Urdu poet Munawwar Rana called it a "strange tamasha" where everything in the country was being politicised. “It is a strange tamasha that politics has invaded into everything, what kind of meat you should eat or what kind of poetry you should read.

"The situation has come to this point that poetry will now have to be approved by those sitting in power. The era in which this 'nazm' was written, Faiz's target was Zia-ul-haq, a Muslim fanatic and a dictator."

"Article 15" co-writer and poet Gaurav Solanki took to social media to put things in perspective about how the phrase of "Anal-Haq" in "Hum Dekhenge" is an equivalent of "Aham Brahmasmi". "Can someone tell those calling Faiz's 'Hum Dekhenge' anti-Hindu and the IIT professor and the panel investigating it, that in the very same poem he talks about raising the slogan of 'Anal-Haq'. The word means 'I am truth', 'I'm God', which is the equivalent of 'Aham Brahmasmi' in Hindu culture, which talks about every person, every soul being God. Is there a bigger protest and spirituality than this?

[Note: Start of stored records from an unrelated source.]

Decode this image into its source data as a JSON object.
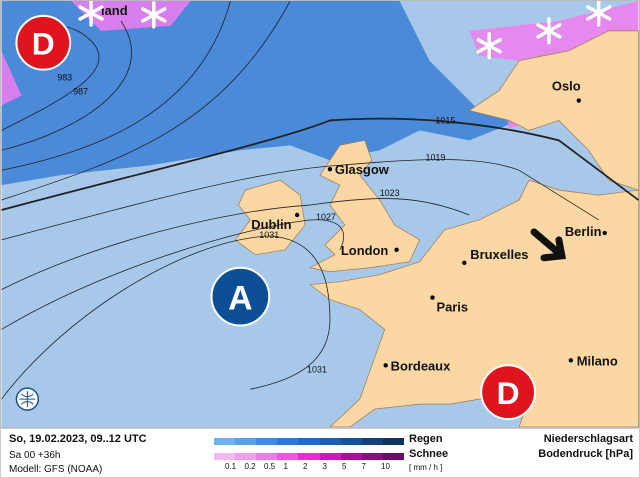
{
  "map": {
    "cities": [
      "Glasgow",
      "Dublin",
      "London",
      "Bruxelles",
      "Paris",
      "Bordeaux",
      "Milano",
      "Berlin",
      "Oslo"
    ],
    "partial_label": "land",
    "isobars": [
      "983",
      "987",
      "1015",
      "1019",
      "1023",
      "1027",
      "1031",
      "1031"
    ],
    "lows": [
      "D",
      "D"
    ],
    "highs": [
      "A"
    ],
    "colors": {
      "sea": "#a8c8ea",
      "land": "#fbd7a3",
      "rain": "#3a7fd6",
      "snow": "#f07ef0",
      "low": "#e0141e",
      "high": "#0d4f96"
    }
  },
  "legend": {
    "date": "So, 19.02.2023, 09..12 UTC",
    "run": "Sa 00 +36h",
    "model": "Modell: GFS (NOAA)",
    "rain_label": "Regen",
    "snow_label": "Schnee",
    "unit": "[ mm / h ]",
    "ticks": [
      "0.1",
      "0.2",
      "0.5",
      "1",
      "2",
      "3",
      "5",
      "7",
      "10"
    ],
    "type_label": "Niederschlagsart",
    "pressure_label": "Bodendruck [hPa]",
    "rain_colors": [
      "#6fb2f2",
      "#56a0ec",
      "#3d8de4",
      "#2a7bd9",
      "#1e6cca",
      "#1a5db4",
      "#15509e",
      "#143f7a",
      "#0f3360"
    ],
    "snow_colors": [
      "#f8b8f4",
      "#f59cf0",
      "#f07cec",
      "#ea58e6",
      "#dd30d6",
      "#c21cbc",
      "#a6129f",
      "#8a0e84",
      "#6e0a6a"
    ]
  }
}
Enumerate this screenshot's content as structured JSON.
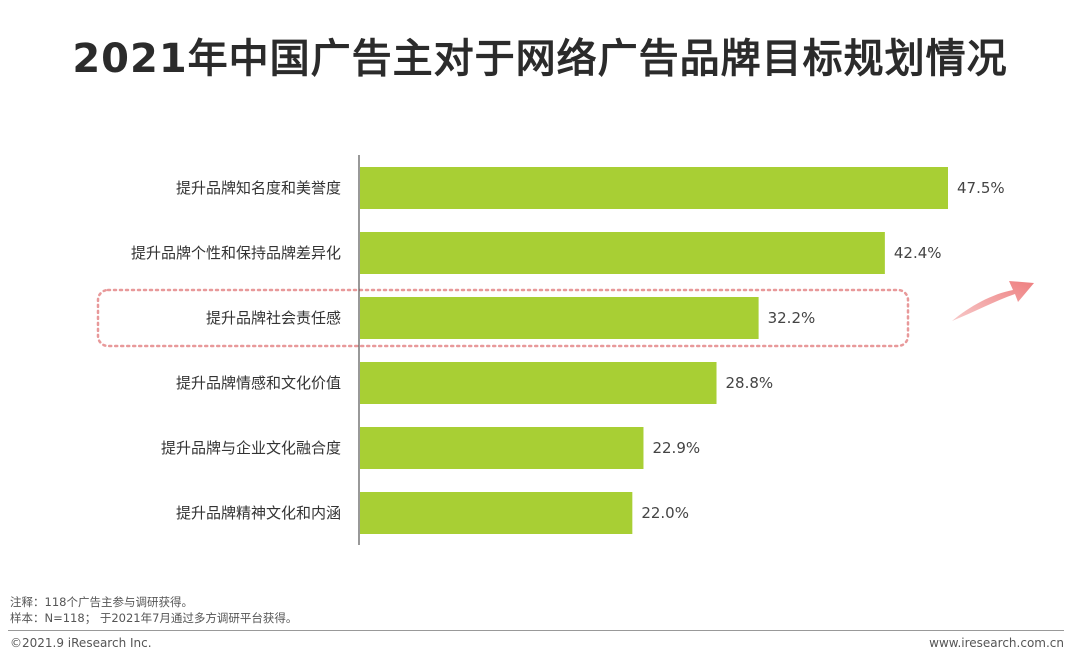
{
  "title": "2021年中国广告主对于网络广告品牌目标规划情况",
  "chart_data": {
    "type": "bar",
    "orientation": "horizontal",
    "categories": [
      "提升品牌知名度和美誉度",
      "提升品牌个性和保持品牌差异化",
      "提升品牌社会责任感",
      "提升品牌情感和文化价值",
      "提升品牌与企业文化融合度",
      "提升品牌精神文化和内涵"
    ],
    "values": [
      47.5,
      42.4,
      32.2,
      28.8,
      22.9,
      22.0
    ],
    "value_labels": [
      "47.5%",
      "42.4%",
      "32.2%",
      "28.8%",
      "22.9%",
      "22.0%"
    ],
    "xlim": [
      0,
      47.5
    ],
    "highlighted_category": "提升品牌社会责任感",
    "bar_color": "#a8cf34",
    "highlight_color": "#e8999a",
    "arrow_color": "#ef8a8a"
  },
  "notes": {
    "line1": "注释：118个广告主参与调研获得。",
    "line2": "样本：N=118； 于2021年7月通过多方调研平台获得。"
  },
  "footer": {
    "copyright": "©2021.9 iResearch Inc.",
    "site": "www.iresearch.com.cn"
  }
}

"You should be a little ashamed that the poem that you are calling anti-Hindu and accusing it of being Islamic is actually anti-Islam for Muslim fanatics, so much so that Sufi saint Mansoor-al-Hallaj, who first gave the slogan of 'Anal-Haq' was hanged," Solanki wrote in a Facebook post.

Sacred Games writer and lyricist Varun Grover mocked those behind the panel, saying they should do what even the then Pakistani government could not do, that is arrest Faiz.